Esta semana, los planetas han empezado a alinearse. JxCAT, el partido que fue de Puigdemont, nos cuenta en su nueva ponencia política que ha llegado la hora de lanzar el ‘procés’ 2 a partir de octubre, cuando se cumplan cinco años del fracasado ‘procés’ 1. Consideran innecesario un nuevo referéndum, por cuanto el 1 de octubre ya estableció «un mandato que emana del pueblo». Ahora hay que alcanzar lo que no se alcanzó en 2017: la independencia. Y para ello se requiere un nuevo proceso de ruptura: reencontrarse con los añorados tiempos de ilegalidades, que aterricen en un «desbordamiento democrático».
Tal extravío ya se ha iniciado en el ámbito de la educación, cuando la Generalitat y los diputados independentistas han optado por desobedecer la sentencia del TSJC sobre el castellano, con un decreto del Govern y en una votación en el Parlament que evoca aquellos días 6 y 7 de septiembre de 2017 cuando empezaron a suicidarse con la aprobación de las conocidas como ‘leyes de desconexión’. Y, a partir de ahí, se dejaron caer cuesta abajo, sin volante y sin frenos, hasta acabar en la cárcel o a la fuga. Y sin república catalana. La extravagante novedad es que esta vez los independentistas han contado con el voto de los socialistas, temerosos de que este asunto lleve a ERC a abandonar Frankenstein y deje a Pedro Sánchez sin red. La familia de Canet, que pidió que su hijo pudiera estudiar en castellano, ha encontrado el amparo de la Justicia, pero aún espera el amparo de Moncloa, que se inhibe y despeja el balón asegurando que este no es asunto suyo, sino de los tribunales. Con desahogo.
«Tenemos los peores trenes y las peores carreteras; si nos tocan cien, nos pagan cien», dijo Miriam Nogueras, diputada de JxCAT en el Congreso. Lo del castellano «es un golpe de Estado de un tribunal facha», bramó Monserrat Bassa, diputada de Esquerra.
Sánchez presume de haber calmado la situación desde que está en Moncloa. Sin duda, sus concesiones al independentismo —los indultos, o ignorar el conflicto lingüístico— facilitan su ‘concordia’ con quienes le llevaron al poder en la moción de censura de 2018 y le han sostenido allí.
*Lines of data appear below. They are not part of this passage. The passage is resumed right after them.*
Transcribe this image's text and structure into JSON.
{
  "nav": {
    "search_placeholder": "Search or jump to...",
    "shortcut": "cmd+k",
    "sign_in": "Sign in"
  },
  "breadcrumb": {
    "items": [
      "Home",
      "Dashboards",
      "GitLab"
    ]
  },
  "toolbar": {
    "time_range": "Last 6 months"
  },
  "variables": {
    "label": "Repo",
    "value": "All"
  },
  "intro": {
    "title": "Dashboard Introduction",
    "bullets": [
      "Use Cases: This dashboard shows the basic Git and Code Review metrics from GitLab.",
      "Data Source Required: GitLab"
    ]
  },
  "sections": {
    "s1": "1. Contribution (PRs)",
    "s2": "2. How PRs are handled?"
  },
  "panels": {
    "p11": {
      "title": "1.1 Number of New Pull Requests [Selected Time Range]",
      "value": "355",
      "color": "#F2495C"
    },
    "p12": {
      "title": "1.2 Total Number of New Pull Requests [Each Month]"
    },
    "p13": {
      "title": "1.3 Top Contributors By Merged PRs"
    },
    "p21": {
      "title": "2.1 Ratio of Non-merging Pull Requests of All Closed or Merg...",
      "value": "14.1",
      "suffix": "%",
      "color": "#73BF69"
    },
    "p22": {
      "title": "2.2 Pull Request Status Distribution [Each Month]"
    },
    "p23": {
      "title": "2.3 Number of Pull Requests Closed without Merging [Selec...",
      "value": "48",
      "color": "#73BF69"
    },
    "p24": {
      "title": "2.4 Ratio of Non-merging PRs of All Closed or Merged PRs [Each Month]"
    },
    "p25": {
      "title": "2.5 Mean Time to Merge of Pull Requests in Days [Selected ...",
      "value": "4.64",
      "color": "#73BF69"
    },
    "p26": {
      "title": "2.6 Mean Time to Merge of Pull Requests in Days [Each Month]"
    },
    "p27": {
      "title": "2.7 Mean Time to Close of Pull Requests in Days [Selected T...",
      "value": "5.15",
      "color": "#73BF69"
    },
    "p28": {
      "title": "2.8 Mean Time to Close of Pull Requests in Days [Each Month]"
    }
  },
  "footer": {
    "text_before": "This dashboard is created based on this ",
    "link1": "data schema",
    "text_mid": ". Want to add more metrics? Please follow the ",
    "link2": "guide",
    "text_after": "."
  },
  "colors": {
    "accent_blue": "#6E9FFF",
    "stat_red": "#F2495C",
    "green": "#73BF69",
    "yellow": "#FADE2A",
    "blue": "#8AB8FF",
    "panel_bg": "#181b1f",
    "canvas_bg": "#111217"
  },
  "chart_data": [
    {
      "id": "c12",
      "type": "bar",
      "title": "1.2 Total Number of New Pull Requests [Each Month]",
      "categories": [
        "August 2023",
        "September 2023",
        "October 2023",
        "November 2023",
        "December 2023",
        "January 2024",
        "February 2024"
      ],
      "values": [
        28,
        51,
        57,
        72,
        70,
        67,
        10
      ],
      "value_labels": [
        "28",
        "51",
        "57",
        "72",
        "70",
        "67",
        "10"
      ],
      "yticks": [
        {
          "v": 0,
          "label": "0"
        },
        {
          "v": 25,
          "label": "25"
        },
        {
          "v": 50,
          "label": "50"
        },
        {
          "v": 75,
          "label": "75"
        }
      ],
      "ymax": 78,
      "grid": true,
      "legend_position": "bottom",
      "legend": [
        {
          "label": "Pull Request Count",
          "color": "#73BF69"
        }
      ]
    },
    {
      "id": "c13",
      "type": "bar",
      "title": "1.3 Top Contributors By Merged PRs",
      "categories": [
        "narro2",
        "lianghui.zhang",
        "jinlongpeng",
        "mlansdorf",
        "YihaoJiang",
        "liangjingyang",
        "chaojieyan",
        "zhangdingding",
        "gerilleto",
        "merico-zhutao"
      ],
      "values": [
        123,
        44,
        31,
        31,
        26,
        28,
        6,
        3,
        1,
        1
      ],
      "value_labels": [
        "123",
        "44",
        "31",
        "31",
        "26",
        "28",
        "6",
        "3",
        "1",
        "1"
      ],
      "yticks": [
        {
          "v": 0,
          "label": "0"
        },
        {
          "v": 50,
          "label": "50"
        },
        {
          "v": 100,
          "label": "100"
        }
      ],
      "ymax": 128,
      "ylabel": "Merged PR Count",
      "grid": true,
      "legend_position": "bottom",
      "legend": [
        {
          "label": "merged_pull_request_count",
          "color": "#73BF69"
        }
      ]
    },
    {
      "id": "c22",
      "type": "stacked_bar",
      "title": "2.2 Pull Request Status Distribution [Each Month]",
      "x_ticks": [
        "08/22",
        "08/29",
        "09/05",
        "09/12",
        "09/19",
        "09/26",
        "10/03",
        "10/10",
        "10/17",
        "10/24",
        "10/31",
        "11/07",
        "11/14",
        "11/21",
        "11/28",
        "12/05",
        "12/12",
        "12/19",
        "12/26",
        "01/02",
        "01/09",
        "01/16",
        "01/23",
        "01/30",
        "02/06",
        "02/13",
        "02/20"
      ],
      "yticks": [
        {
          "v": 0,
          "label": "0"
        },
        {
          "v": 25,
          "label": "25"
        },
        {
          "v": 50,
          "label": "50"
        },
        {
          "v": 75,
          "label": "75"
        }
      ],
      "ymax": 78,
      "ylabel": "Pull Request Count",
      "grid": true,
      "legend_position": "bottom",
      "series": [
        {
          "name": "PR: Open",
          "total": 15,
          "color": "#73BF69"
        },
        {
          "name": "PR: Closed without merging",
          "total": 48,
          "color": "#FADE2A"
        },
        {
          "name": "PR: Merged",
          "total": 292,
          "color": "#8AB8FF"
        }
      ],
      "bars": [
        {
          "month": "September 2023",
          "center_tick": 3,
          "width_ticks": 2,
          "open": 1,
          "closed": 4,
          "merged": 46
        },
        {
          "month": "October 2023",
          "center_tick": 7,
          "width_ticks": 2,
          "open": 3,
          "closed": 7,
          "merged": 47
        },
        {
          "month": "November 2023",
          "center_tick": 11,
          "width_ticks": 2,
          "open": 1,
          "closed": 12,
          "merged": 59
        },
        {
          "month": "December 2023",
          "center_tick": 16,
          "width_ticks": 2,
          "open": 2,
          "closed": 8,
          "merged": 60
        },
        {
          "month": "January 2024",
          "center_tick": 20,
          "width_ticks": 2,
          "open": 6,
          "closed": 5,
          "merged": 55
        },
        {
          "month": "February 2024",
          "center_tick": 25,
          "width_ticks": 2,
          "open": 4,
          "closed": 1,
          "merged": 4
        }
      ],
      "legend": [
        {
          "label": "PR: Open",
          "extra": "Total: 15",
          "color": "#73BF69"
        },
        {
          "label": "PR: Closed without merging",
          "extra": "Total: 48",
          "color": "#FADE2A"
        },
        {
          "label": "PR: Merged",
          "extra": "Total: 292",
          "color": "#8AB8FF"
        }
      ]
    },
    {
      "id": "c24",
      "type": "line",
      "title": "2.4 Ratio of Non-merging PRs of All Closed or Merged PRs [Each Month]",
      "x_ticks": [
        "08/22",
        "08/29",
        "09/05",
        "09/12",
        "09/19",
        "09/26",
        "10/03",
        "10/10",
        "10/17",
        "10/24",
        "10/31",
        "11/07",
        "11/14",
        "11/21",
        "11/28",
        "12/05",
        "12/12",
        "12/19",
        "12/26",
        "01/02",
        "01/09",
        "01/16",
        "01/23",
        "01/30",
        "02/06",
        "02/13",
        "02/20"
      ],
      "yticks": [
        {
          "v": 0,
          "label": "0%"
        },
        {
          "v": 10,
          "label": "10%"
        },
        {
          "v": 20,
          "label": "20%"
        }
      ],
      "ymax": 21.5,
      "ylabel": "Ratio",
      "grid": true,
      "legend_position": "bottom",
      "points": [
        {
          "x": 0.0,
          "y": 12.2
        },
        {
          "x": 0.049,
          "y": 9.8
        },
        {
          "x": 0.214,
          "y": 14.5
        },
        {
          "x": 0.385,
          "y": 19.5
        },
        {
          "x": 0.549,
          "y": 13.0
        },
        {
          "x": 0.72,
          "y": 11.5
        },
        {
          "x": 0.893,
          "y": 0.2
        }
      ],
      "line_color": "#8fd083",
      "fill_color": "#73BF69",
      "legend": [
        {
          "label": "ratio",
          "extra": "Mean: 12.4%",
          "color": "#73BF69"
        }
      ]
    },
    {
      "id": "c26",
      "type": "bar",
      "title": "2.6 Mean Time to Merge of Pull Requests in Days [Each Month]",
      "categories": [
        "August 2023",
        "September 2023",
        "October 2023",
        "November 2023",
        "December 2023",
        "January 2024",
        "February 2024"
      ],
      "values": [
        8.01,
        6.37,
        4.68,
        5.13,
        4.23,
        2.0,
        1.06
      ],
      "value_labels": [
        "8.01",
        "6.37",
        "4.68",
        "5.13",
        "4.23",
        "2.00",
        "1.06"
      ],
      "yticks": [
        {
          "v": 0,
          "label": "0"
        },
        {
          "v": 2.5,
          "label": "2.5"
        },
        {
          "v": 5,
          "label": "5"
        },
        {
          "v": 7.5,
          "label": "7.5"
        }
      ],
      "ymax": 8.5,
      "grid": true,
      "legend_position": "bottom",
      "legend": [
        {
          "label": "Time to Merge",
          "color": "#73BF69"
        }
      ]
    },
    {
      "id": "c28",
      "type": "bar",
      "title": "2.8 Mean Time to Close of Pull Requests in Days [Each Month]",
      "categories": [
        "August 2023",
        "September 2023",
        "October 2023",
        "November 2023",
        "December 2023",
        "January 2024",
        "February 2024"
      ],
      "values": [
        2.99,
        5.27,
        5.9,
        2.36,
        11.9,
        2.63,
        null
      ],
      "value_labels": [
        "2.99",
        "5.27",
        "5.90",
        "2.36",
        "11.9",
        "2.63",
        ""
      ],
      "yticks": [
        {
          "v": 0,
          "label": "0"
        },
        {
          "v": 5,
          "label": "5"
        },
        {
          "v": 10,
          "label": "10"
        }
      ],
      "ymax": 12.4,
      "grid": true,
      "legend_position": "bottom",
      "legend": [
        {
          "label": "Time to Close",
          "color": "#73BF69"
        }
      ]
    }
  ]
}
Pero pretender que la aplicación del artículo 155 nada tuvo que ver con el fracaso del ‘procés’ y con el desconcierto que sufre el independentismo desde entonces, es mucho pretender.
Ahora, lo único que aplazará (no impedirá) un ‘procés’ 2 es la división interna en el independentismo. Se cortocircuitan cuando se odian entre ellos más de lo que odian a España («tarado es quien proclamó la independencia», ha sentenciado Gabriel Rufián, en una irrebatible confesión de parte). De momento, mantendrán a Sánchez en Moncloa a pesar de Pegasus. Pero, llegada la hora, analizarán sus posibilidades de lanzarse otra vez al abordaje, dejando caer al PSOE y aprovechando un posible gobierno de derechas para reactivar a sus bases, ansiosas por tener al PP —y si es con Vox, mejor— de vuelta en Moncloa para incendiar Cataluña otra vez. Opción alternativa: si los números permitieran recomponer a Frankenstein y el ‘proces’ 2 estuviera todavía en mantillas, sostendrán la coalición de izquierdas durante algún tiempo hasta que se vean con fuerzas para revivir 2017. No pregunte si ocurrirá, sino cuándo.